Intisari-Online.com - Melalui Menteri Luar Negeri Mike Pompeo, AS menyatakan bahwa mereka bakal memasukkan Houthi ke dalam daftar teroris.
Manuver pemerintahan Presiden Donald Trump itu justru menuai kekhawatiran, karena bisa memperburuk bantuan kemanusiaan.
Dengan sisa pemerintahan Trump yang tinggal 8 hari lagi, kebijakan ini bisa menyulitkan penggantinya, Joe Biden.
Biden bakal mendapatkan jalan terjal untuk memulai upaya diplomasi dengan Iran, yang selama ini mendukung Houthi.
Selain itu, pemerintahan baru AS nanti juga bisa kesulitan meninjau kembali hubungannya dengan Arab Saudi, yang selama ini membombardir Yaman.

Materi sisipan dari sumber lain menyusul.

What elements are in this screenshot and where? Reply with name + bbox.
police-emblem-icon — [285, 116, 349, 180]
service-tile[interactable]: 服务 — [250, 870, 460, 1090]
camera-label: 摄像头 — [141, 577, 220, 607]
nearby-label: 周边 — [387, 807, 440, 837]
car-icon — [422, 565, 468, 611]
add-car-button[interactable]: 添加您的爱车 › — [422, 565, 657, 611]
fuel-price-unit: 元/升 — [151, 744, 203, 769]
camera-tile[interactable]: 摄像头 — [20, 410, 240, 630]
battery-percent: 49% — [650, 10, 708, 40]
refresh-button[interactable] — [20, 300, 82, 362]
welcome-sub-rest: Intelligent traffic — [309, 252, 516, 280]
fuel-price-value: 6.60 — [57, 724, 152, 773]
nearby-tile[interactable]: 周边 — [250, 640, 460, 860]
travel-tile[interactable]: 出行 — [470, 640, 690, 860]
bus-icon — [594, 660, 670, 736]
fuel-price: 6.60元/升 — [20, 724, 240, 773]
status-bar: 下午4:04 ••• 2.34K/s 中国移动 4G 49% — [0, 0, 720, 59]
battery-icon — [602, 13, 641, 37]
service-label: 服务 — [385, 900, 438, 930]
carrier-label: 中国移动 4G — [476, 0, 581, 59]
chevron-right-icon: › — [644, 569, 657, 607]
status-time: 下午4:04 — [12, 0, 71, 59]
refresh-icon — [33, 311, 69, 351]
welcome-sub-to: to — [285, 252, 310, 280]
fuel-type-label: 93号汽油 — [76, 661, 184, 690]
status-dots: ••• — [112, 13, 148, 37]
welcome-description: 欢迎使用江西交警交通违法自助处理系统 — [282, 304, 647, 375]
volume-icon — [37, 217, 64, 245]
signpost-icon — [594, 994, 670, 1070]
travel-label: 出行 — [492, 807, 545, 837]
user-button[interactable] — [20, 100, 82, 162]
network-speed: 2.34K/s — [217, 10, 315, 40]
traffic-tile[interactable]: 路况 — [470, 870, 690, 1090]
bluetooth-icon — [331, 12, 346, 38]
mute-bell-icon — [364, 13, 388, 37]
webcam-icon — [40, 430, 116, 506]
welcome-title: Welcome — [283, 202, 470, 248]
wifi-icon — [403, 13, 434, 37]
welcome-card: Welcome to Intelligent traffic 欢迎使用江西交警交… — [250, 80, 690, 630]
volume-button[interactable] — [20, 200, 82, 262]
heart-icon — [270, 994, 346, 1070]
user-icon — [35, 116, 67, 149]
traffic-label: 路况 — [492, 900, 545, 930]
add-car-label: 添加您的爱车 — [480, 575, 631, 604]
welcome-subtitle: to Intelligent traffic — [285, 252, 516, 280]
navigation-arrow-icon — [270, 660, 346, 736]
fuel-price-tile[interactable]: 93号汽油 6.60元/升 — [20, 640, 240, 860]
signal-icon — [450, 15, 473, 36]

Manuver Kementerian Luar Negeri AS ini jelas mengkhawatirkan pihak yang selama ini menjalani transaksi dengan kelompok tersebut.
Pekerja kemanusiaan maupun calon pemerintahan Biden sudah memeringatkan, kebijakan itu bisa menyulitkan penyaluran bantuan.
Padahal, saat ini Yaman sudah dideklarasikan oleh PBB berada dalam momen krisis kemanusiaan, dengan jutaan orang kelaparan.
Untuk itu, anggota parlemen AS menyerukan kepada Biden untuk membatalkan keputusan pemerintahan Trump yang mencap pemberontak Houthi Yaman sebagai 'organisasi teroris asing'.
Melansir Al Jazeera, Senin (11/1/2021), anggota parlemen mengecamnya sebagai 'berpandangan sempit' dan merupakan 'hukuman mati' bagi jutaan orang yang sudah kesulitan dalam perang yang terjadi selama bertahun-tahun.
Ketua Komite Urusan Luar Negeri DPR Gregory Meeks mengatakan keputusan yang diumumkan oleh Pompeo pada Senin pagi tersebut 'membahayakan nyawa rakyat Yaman'.
Dalam sebuah pernyataan hari Senin, Meeks mengatakan, "Pemerintahan Trump belum mengetahui bahwa mereka tidak dapat memberikan sanksi untuk keluar dari perang saudara."
Meeks juga mengecam apa yang dia gambarkan sebagai politisasi otoritas sanksi AS.
Pengamat politik dan kelompok bantuan telah mengantisipasi bahwa pemerintahan Trump akan menunjuk Houthi sebuah "organisasi teroris asing" sebelum Biden menjabat pada 20 Januari.
Pemerintahan Trump telah mengejar kampanye "tekanan maksimum" terhadap Iran dan sekutunya di kawasan itu, termasuk Houthi, yang bersekutu dengan Teheran.
Peter Salisbury, seorang analis Yaman di International Crisis Group (ICG), mengatakan keputusan itu tidak banyak membantu aktivitas dan berisiko "secara kolektif menghukum" warga Yaman.
Dalam serangkaian tweet, Salisbury mengatakan ICG telah menganalisis argumen untuk penunjukan tersebut; yaitu, bahwa sanksi tersebut "akan melemahkan mereka [Houthi] secara finansial dan meyakinkan pendukung mereka bahwa mereka tidak memiliki kelangsungan hidup jangka panjang", sementara memiliki efek ekonomi umum yang terbatas.
“Penelitian dan analisis kami menunjukkan sebaliknya,” tulis Salisbury. "Karena jika dampak dari penunjukan ini setengah buruk seperti yang diperkirakan, jutaan orang Yaman biasa yang berjuang untuk makan yang akan membayar harganya, sementara prospek perdamaian yang sudah jauh menghilang."
Organisasi kemanusiaan juga memperingatkan bahwa langkah itu dapat memperumit kemampuan mereka untuk membantu warga sipil yang tinggal di daerah yang dikuasai Houthi.
Scott Paul, pemimpin kebijakan kemanusiaan Oxfam America, menggambarkan keputusan AS sebagai "kebijakan kontra-produktif dan berbahaya yang akan membahayakan nyawa tak berdosa".
Dia mengatakan dalam sebuah pernyataan: “Penunjukan ini tidak akan membantu menyelesaikan konflik atau memberikan keadilan atas pelanggaran dan pelanggaran yang dilakukan selama perang; itu hanya akan menambah krisis bagi jutaan orang Yaman yang berjuang untuk kelangsungan hidup mereka."